The largest party in Tunisia’s parliament, Ennahda, took a remarkable step this week. Born as an Islamist party decades ago in a religious struggle against secular dictatorship, it decided to separate its political and religious work. It now sees itself as a civil party, secure enough in the country’s new democracy to declare that the practice of Islam should be a private matter.
“We must keep religion far from political struggles,” said Rachid Ghannouchi, the party’s founder and president.
Ennahda, which means the awakening, has long proclaimed an Islamic identity for Tunisia. But it has also walked a fine line between two extremes in a country that launched the Arab Spring five years ago.

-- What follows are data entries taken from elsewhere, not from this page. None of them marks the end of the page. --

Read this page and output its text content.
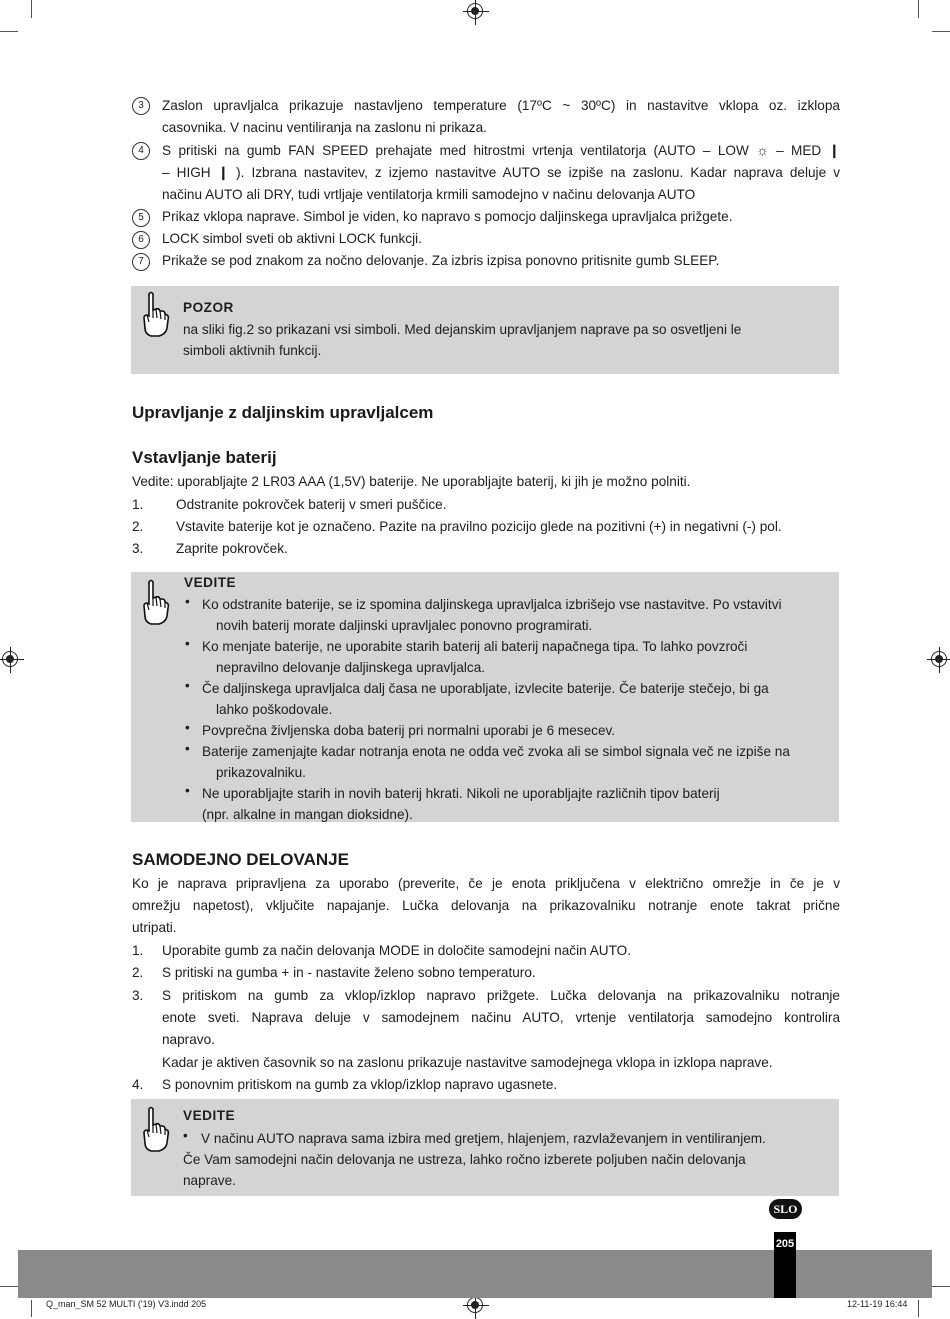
3	Zaslon upravljalca prikazuje nastavljeno temperature (17ºC ~ 30ºC) in nastavitve vklopa oz. izklopa
casovnika. V nacinu ventiliranja na zaslonu ni prikaza.
4	S pritiski na gumb FAN SPEED prehajate med hitrostmi vrtenja ventilatorja (AUTO – LOW ☼ – MED ❙
– HIGH ❙ ). Izbrana nastavitev, z izjemo nastavitve AUTO se izpiše na zaslonu. Kadar naprava deluje v
načinu AUTO ali DRY, tudi vrtljaje ventilatorja krmili samodejno v načinu delovanja AUTO
5	Prikaz vklopa naprave. Simbol je viden, ko napravo s pomocjo daljinskega upravljalca prižgete.
6	LOCK simbol sveti ob aktivni LOCK funkcji.
7	Prikaže se pod znakom za nočno delovanje. Za izbris izpisa ponovno pritisnite gumb SLEEP.
POZOR
na sliki fig.2 so prikazani vsi simboli. Med dejanskim upravljanjem naprave pa so osvetljeni le
simboli aktivnih funkcij.
Upravljanje z daljinskim upravljalcem
Vstavljanje baterij
Vedite: uporabljajte 2 LR03 AAA (1,5V) baterije. Ne uporabljajte baterij, ki jih je možno polniti.
1.	Odstranite pokrovček baterij v smeri puščice.
2.	Vstavite baterije kot je označeno. Pazite na pravilno pozicijo glede na pozitivni (+) in negativni (-) pol.
3.	Zaprite pokrovček.
VEDITE
• Ko odstranite baterije, se iz spomina daljinskega upravljalca izbrišejo vse nastavitve. Po vstavitvi
novih baterij morate daljinski upravljalec ponovno programirati.
• Ko menjate baterije, ne uporabite starih baterij ali baterij napačnega tipa. To lahko povzroči
nepravilno delovanje daljinskega upravljalca.
• Če daljinskega upravljalca dalj časa ne uporabljate, izvlecite baterije. Če baterije stečejo, bi ga
lahko poškodovale.
• Povprečna življenska doba baterij pri normalni uporabi je 6 mesecev.
• Baterije zamenjajte kadar notranja enota ne odda več zvoka ali se simbol signala več ne izpiše na
prikazovalniku.
• Ne uporabljajte starih in novih baterij hkrati. Nikoli ne uporabljajte različnih tipov baterij
(npr. alkalne in mangan dioksidne).
SAMODEJNO DELOVANJE
Ko je naprava pripravljena za uporabo (preverite, če je enota priključena v električno omrežje in če je v
omrežju napetost), vključite napajanje. Lučka delovanja na prikazovalniku notranje enote takrat prične
utripati.
1.	Uporabite gumb za način delovanja MODE in določite samodejni način AUTO.
2.	S pritiski na gumba + in - nastavite želeno sobno temperaturo.
3.	S pritiskom na gumb za vklop/izklop napravo prižgete. Lučka delovanja na prikazovalniku notranje
enote sveti. Naprava deluje v samodejnem načinu AUTO, vrtenje ventilatorja samodejno kontrolira
napravo.
Kadar je aktiven časovnik so na zaslonu prikazuje nastavitve samodejnega vklopa in izklopa naprave.
4.	S ponovnim pritiskom na gumb za vklop/izklop napravo ugasnete.
VEDITE
• V načinu AUTO naprava sama izbira med gretjem, hlajenjem, razvlaževanjem in ventiliranjem.
Če Vam samodejni način delovanja ne ustreza, lahko ročno izberete poljuben način delovanja
naprave.
SLO
205
Q_man_SM 52 MULTI ('19) V3.indd 205	12-11-19 16:44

The one extreme have been those Muslims who justify violence for religious ends. The other is what the party calls “secular extremism,” or the state using its power to suppress religious expression – which was the case during most of Tunisia’s postcolonial period.

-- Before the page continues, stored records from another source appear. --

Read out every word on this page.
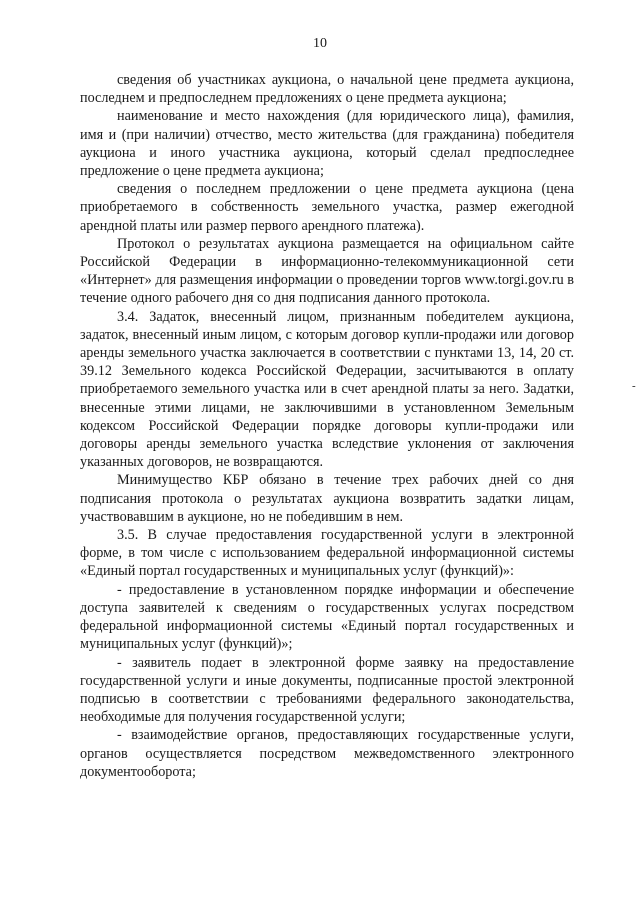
10

сведения об участниках аукциона, о начальной цене предмета аукциона, последнем и предпоследнем предложениях о цене предмета аукциона;

наименование и место нахождения (для юридического лица), фамилия, имя и (при наличии) отчество, место жительства (для гражданина) победителя аукциона и иного участника аукциона, который сделал предпоследнее предложение о цене предмета аукциона;

сведения о последнем предложении о цене предмета аукциона (цена приобретаемого в собственность земельного участка, размер ежегодной арендной платы или размер первого арендного платежа).

Протокол о результатах аукциона размещается на официальном сайте Российской Федерации в информационно-телекоммуникационной сети «Интернет» для размещения информации о проведении торгов www.torgi.gov.ru в течение одного рабочего дня со дня подписания данного протокола.

3.4. Задаток, внесенный лицом, признанным победителем аукциона, задаток, внесенный иным лицом, с которым договор купли-продажи или договор аренды земельного участка заключается в соответствии с пунктами 13, 14, 20 ст. 39.12 Земельного кодекса Российской Федерации, засчитываются в оплату приобретаемого земельного участка или в счет арендной платы за него. Задатки, внесенные этими лицами, не заключившими в установленном Земельным кодексом Российской Федерации порядке договоры купли-продажи или договоры аренды земельного участка вследствие уклонения от заключения указанных договоров, не возвращаются.

Минимущество КБР обязано в течение трех рабочих дней со дня подписания протокола о результатах аукциона возвратить задатки лицам, участвовавшим в аукционе, но не победившим в нем.

3.5. В случае предоставления государственной услуги в электронной форме, в том числе с использованием федеральной информационной системы «Единый портал государственных и муниципальных услуг (функций)»:

- предоставление в установленном порядке информации и обеспечение доступа заявителей к сведениям о государственных услугах посредством федеральной информационной системы «Единый портал государственных и муниципальных услуг (функций)»;

- заявитель подает в электронной форме заявку на предоставление государственной услуги и иные документы, подписанные простой электронной подписью в соответствии с требованиями федерального законодательства, необходимые для получения государственной услуги;

- взаимодействие органов, предоставляющих государственные услуги, органов осуществляется посредством межведомственного электронного документооборота;

-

The party now sees the Constitution, which was approved in 2014, as enshrining freedom of religion but also making clear that Islam and democracy are compatible. In fact, the country’s secular president, Beji Caid Essebsi of the Nidaa Tounes party, was the honored guest at Ennahda’s party gathering.
Tunisia remains a model for the Arab world in its steady embrace of democratic values, even if the Arab Spring has faltered elsewhere. Now it is also a model for how political parties, rooted in conservative aspects of Islam, can coexist with other parties, including secular ones.
Ennahda’s move shows Muslims need not fear a loss of identity in also adopting a civic identity.